Hallo zusammen,
wir sind gerade dabei, unseren Neubau zu planen, und die Wärmepumpe ist ein zentrales Thema. Jetzt bin ich auf das Thema Pufferspeicher gestoßen und höre von verschiedenen Seiten unterschiedliche Aussagen: Der eine Installateur sagt, ein großer Pufferspeicher (500 Liter) ist quasi Pflicht für die Effizienz, der andere meint, bei moderner Wärmepumpensteuerung brauche ich kaum noch etwas.
Mich interessiert vor allem: Wie dimensioniere ich den Speicher richtig, damit ich im Sommer beim Kühlen und im Winter beim Heizen wirklich Geld spare? Und spielt die Größe eine echte Rolle bei der Jahresarbeitszahl, oder wird das oft übertrieben?
Ich plane auch eine PV-Anlage und möchte die Wärmepumpe später mit dynamischen Stromtarifen fahren. Kann ein zu großer Speicher da sogar kontraproduktiv sein, weil die Wärmepumpe öfter lädt als nötig?
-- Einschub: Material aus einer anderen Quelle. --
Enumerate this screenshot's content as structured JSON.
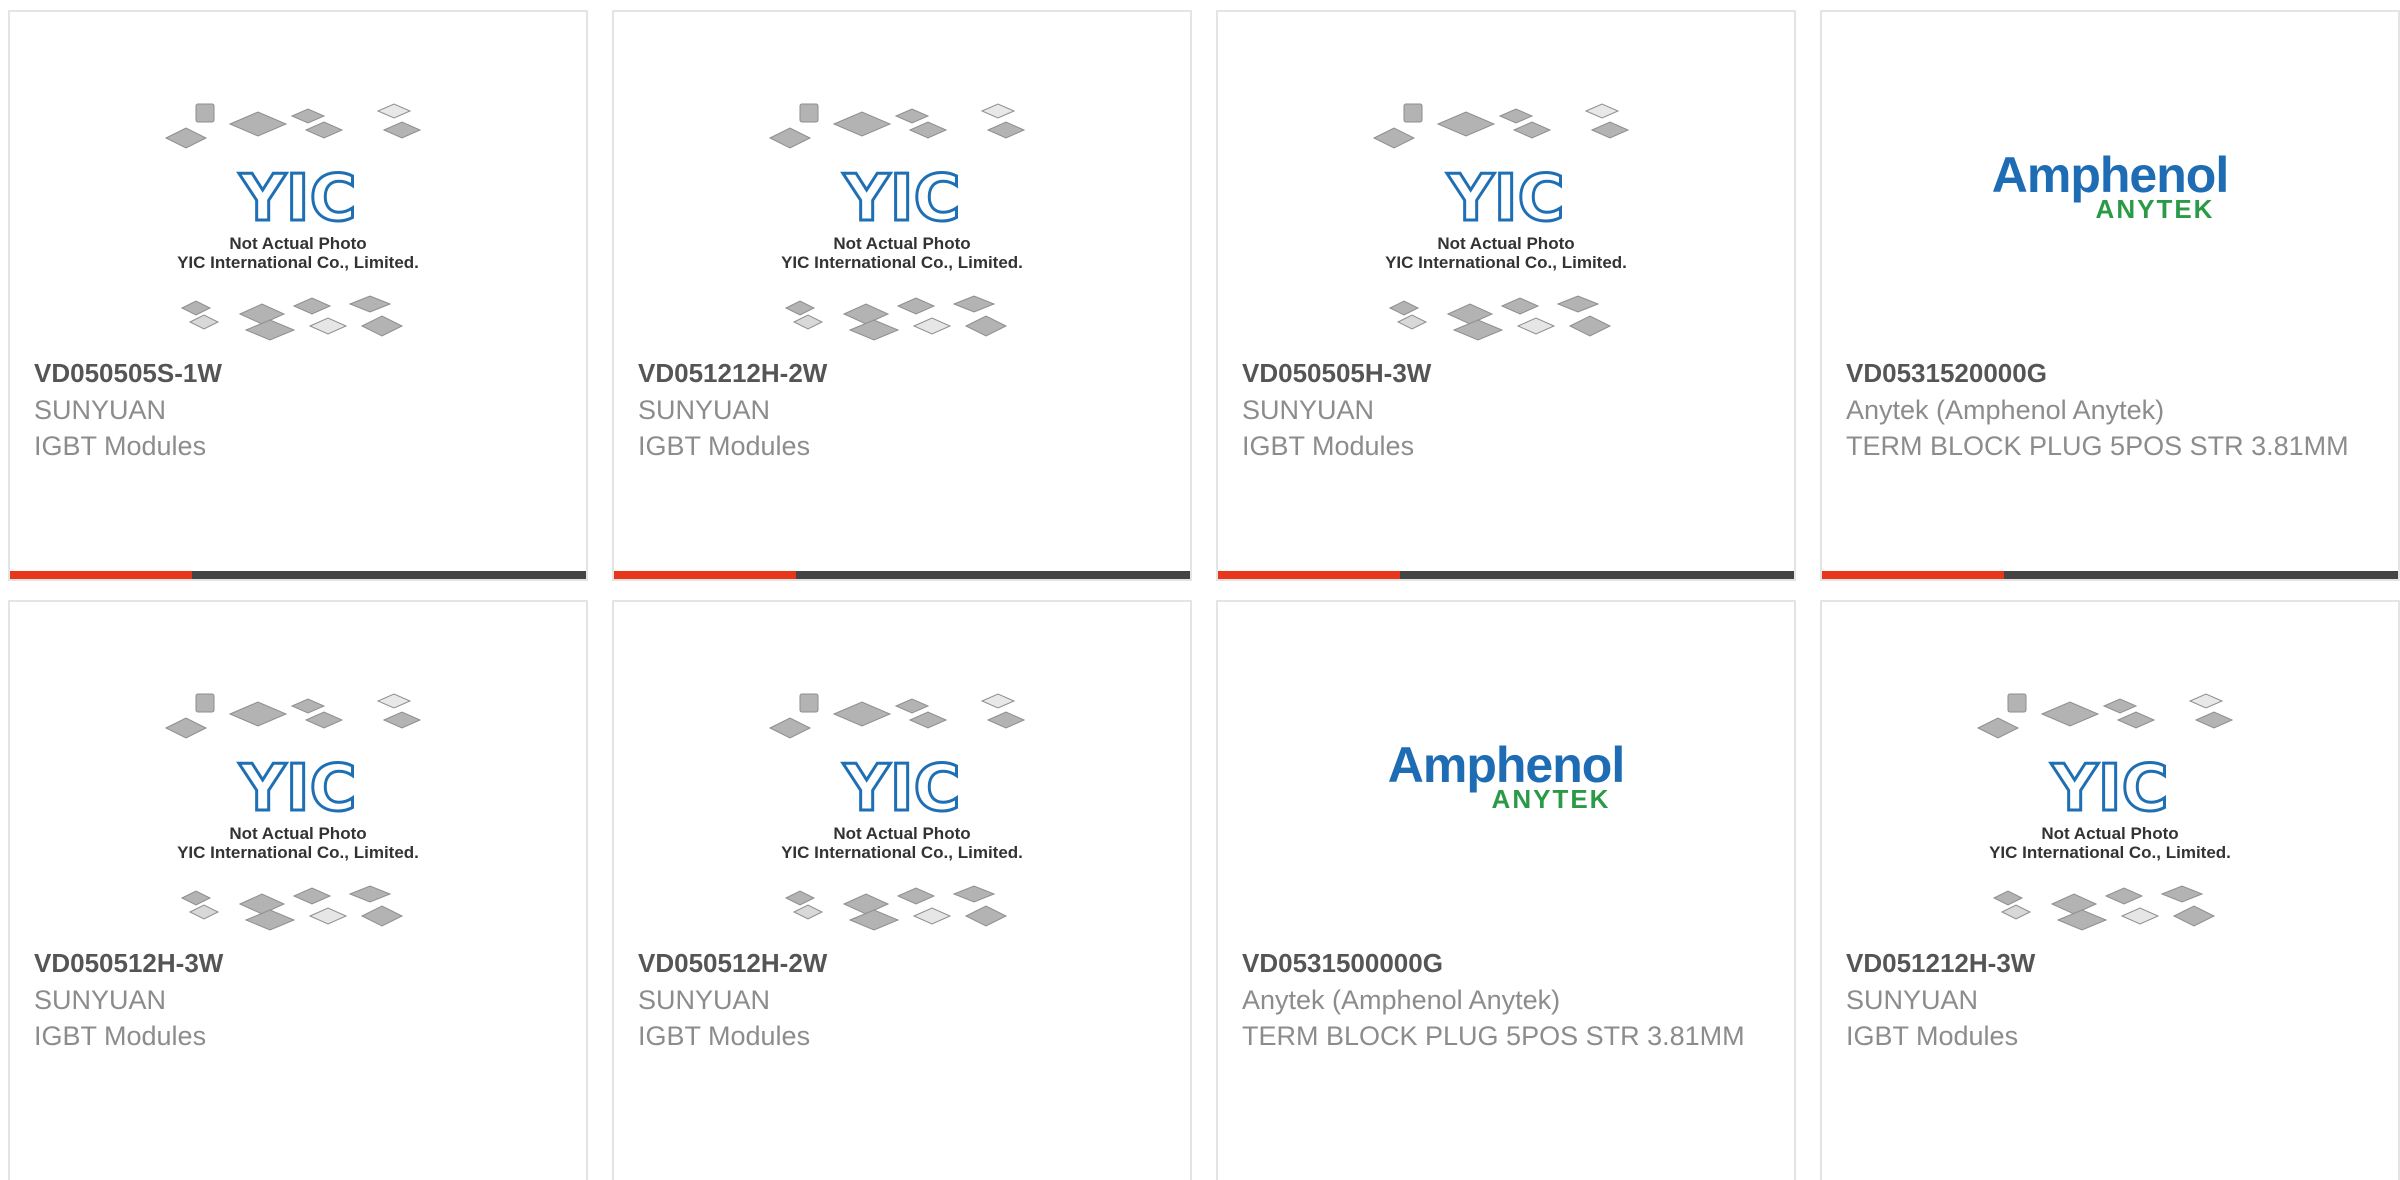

Freue mich auf eure praktischen Erfahrungen!
Ralf
Klaus hier – und ich muss Matthias' Kritik unterstreichen. Die ganze Dimensionierungsempfehlung ist oft weniger Physik, mehr Marketing. Ich habe Messdaten von meiner Anlage über Jahre: Mit 400 Litern fahre ich genauso effizient wie vorher mit geplanten 550 Litern (Plan wurde nicht umgesetzt, Installateur hat nach meinem Drängen reduziert).
Zum Sommer-Kühlen: Das ist ein anderes Thema. Da brauchst du eher eine gute Regelung für passive Nachtkühlung – nicht unbedingt mehr Speicher. Schau dir die Betriebsanleitungen an, nicht die Verkäufer-Prospekte.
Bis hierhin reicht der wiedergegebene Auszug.